17. Comme annoncé dans le rapport de la Commission au Conseil européen de Laeken, ces travaux doivent être menés en collaboration étroite avec les Etats membres. A cet effet, les services de la Commission organiseront au cours de l'automne 2002, une première réunion avec les experts des Etats membres, sur la base d'un document de travail des services. Ce document devra être finalisé à la lumière de l'évolution de la jurisprudence, en vue de l'adoption d'un texte par la Commission, dans la mesure du possible, en fin 2002.

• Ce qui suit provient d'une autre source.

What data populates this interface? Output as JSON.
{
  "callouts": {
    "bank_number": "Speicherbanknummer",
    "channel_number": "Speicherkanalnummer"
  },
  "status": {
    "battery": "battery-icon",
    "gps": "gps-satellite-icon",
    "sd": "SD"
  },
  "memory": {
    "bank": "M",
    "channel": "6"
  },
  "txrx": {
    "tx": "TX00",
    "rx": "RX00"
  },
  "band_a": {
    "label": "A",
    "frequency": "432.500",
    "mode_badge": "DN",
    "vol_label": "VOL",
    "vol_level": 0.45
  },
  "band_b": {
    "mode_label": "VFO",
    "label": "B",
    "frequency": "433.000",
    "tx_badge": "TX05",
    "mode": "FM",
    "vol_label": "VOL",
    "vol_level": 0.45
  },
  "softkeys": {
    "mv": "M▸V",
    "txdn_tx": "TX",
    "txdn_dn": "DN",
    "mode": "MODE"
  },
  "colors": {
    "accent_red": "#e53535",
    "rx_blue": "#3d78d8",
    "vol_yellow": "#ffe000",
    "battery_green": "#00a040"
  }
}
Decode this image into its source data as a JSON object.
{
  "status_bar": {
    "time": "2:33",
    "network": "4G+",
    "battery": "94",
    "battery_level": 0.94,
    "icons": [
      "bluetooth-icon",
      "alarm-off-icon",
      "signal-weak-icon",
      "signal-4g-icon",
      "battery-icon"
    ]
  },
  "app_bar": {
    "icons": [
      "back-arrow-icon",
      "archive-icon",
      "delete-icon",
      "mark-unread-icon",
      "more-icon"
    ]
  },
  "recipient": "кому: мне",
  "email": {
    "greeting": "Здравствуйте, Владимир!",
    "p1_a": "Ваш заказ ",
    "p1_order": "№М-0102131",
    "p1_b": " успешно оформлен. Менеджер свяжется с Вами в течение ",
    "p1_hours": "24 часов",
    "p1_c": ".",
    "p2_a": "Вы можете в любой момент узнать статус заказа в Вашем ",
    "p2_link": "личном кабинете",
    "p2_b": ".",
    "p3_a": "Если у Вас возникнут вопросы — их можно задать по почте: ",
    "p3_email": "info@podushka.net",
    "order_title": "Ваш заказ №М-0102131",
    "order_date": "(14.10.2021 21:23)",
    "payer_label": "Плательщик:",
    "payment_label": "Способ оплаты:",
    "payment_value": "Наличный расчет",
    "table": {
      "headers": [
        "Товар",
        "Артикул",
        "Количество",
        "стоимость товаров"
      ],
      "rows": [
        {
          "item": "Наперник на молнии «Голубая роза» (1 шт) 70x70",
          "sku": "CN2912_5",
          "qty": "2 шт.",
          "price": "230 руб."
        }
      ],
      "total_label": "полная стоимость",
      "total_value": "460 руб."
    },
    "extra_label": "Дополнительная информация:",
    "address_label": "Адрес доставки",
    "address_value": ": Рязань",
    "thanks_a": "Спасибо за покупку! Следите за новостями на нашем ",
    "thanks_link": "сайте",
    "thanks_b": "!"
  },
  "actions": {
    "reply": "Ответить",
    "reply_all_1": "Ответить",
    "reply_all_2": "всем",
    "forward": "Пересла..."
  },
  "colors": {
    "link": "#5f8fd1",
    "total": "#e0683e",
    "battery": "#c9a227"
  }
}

Ce texte devrait notamment faire le point de la jurisprudence pertinente, en particulier en ce qui concerne les notions d'activité économique et d'affectation des échanges, et apporter des précisions sur les modalités de calcul de la compensation, notamment en liaison avec les marchés publics, afin d'éviter une surcompensation.

Ce texte sera bien sûr sans préjudice des dispositions spécifiques applicables dans le secteur des transports par chemin de fer, par route et par voie navigable.

18. En ce qui concerne la question d'un règlement d'exemption, la Commission examinera sa nécessité et sa faisabilité, conformément aux orientations données dans son rapport au Conseil européen de Laeken.